Consistent use: Section 3.8.4 and 3.9. - p. 79 - Rationale for Start and Cancel #270

wesbland · 2020-02-19T22:30:06Z

Problem

There is a comment in MPI_Cancel about why a pointer to MPI_Request is passed. This same logic applies to MPI_Start, but is not mentioned there. Should it be for consistency (and they could cross-reference each other)?

Edit:
During the virtual meeting of 4th Nov 2020, @RolfRabenseifner correctly pointed out that the request parameter for the MPI_Start procedure is described as INOUT in the language independent specification, which means that the rationale that applies to MPI_Cancel cannot be applied verbatim to MPI_Start.

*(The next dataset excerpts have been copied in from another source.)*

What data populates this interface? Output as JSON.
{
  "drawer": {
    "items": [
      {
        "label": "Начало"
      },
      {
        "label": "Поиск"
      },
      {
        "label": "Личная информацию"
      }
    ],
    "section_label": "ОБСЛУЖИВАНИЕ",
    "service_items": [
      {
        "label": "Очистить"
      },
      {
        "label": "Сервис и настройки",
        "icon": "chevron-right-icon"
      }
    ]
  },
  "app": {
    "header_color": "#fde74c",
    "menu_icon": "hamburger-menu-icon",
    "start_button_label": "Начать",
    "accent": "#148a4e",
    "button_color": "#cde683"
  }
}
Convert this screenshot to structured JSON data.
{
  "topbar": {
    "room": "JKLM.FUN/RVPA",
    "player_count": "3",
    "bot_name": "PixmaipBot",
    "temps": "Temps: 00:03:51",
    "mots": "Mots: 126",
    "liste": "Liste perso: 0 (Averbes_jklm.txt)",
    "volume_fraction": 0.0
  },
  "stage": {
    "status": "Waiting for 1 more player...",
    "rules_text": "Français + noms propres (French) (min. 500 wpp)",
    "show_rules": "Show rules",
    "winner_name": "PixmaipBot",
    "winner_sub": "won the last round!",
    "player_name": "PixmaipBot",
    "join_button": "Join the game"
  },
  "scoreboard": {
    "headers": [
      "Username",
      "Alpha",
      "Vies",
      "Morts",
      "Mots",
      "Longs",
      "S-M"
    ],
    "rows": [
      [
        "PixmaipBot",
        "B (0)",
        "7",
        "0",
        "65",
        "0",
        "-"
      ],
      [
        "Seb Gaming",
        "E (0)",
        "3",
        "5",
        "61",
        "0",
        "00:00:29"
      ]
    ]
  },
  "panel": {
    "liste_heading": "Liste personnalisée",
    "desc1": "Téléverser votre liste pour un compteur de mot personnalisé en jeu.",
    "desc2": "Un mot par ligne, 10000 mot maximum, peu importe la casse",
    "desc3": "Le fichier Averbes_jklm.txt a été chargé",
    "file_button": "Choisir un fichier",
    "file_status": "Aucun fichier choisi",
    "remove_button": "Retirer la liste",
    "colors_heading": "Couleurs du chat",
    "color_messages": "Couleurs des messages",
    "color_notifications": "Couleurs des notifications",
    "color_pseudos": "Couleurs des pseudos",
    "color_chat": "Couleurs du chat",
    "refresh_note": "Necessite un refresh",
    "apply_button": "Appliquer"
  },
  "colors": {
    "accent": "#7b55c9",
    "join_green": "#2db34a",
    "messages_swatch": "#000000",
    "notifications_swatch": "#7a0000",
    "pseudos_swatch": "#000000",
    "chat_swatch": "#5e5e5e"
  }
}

It is, arguably, an error that the request parameter for the MPI_Start procedure is described as INOUT in the language independent specification.

Suggested Fix

First, change the LIS description to specify the request as IN instead of INOUT.

Then,
copy the rationale from MPI_Cancel to the description of MPI_Start.

References

First attempted fix: https://github.com/mpi-forum/mpi-standard/pull/301 (closed)
Latest attempted fix: https://github.com/mpi-forum/mpi-standard/pull/619

wesbland · 2020-04-08T14:45:14Z

Probably an errata. Confirmation needed:

Editor - 0
Chapter committee - 3
Errata - 3
Full Proposal - 1

abouteiller · 2021-09-10T10:33:43Z

After reviewing the code, we have found that Open MPI actually uses request substituting during start, and has been doing so for many years without any user complaining. See https://github.com/open-mpi/ompi/blob/master/ompi/mca/pml/ob1/pml_ob1_start.c

The scenario where this is used is the following:

when starting a SEND, buffered mode sends are immediately complete (from the MPI layer perspective), while they continue to remain active from the MPI engine perspective.
This is achieved by substituting the original send request with a new (inactive) copy of the request, so that it can report MPI complete in wait, and be started again immediately if persistent;
Meanwhile the original send-request continues to be used internally to track internal completion of message fragments by the engine

Obviously this could be implemented some other way, but this is beside the point. The fox is out of the bag, and has been for many years. This code has been present in Open MPI for at least 5 years (possibly many more but I'm not going to use SVN).

Thus, the proposed change is incompatible with existing state of the practice. It would be a very bad idea to make it an errata, and we should maybe even reconsider altogether under the new information that this has been common practice in one of the major MPI implementation to use that feature for years.

Wee-Free-Scot · 2021-09-10T12:59:38Z

Oh.

Wee-Free-Scot · 2021-09-10T13:02:45Z

@abouteiller thanks for taking the time to find this implementation example. I agree that this code in Open MPI changes our perspective and restricts the scope of appropriate responses to the discrepancy between the standardised definitions of MPI_Start and MPI_Cancel.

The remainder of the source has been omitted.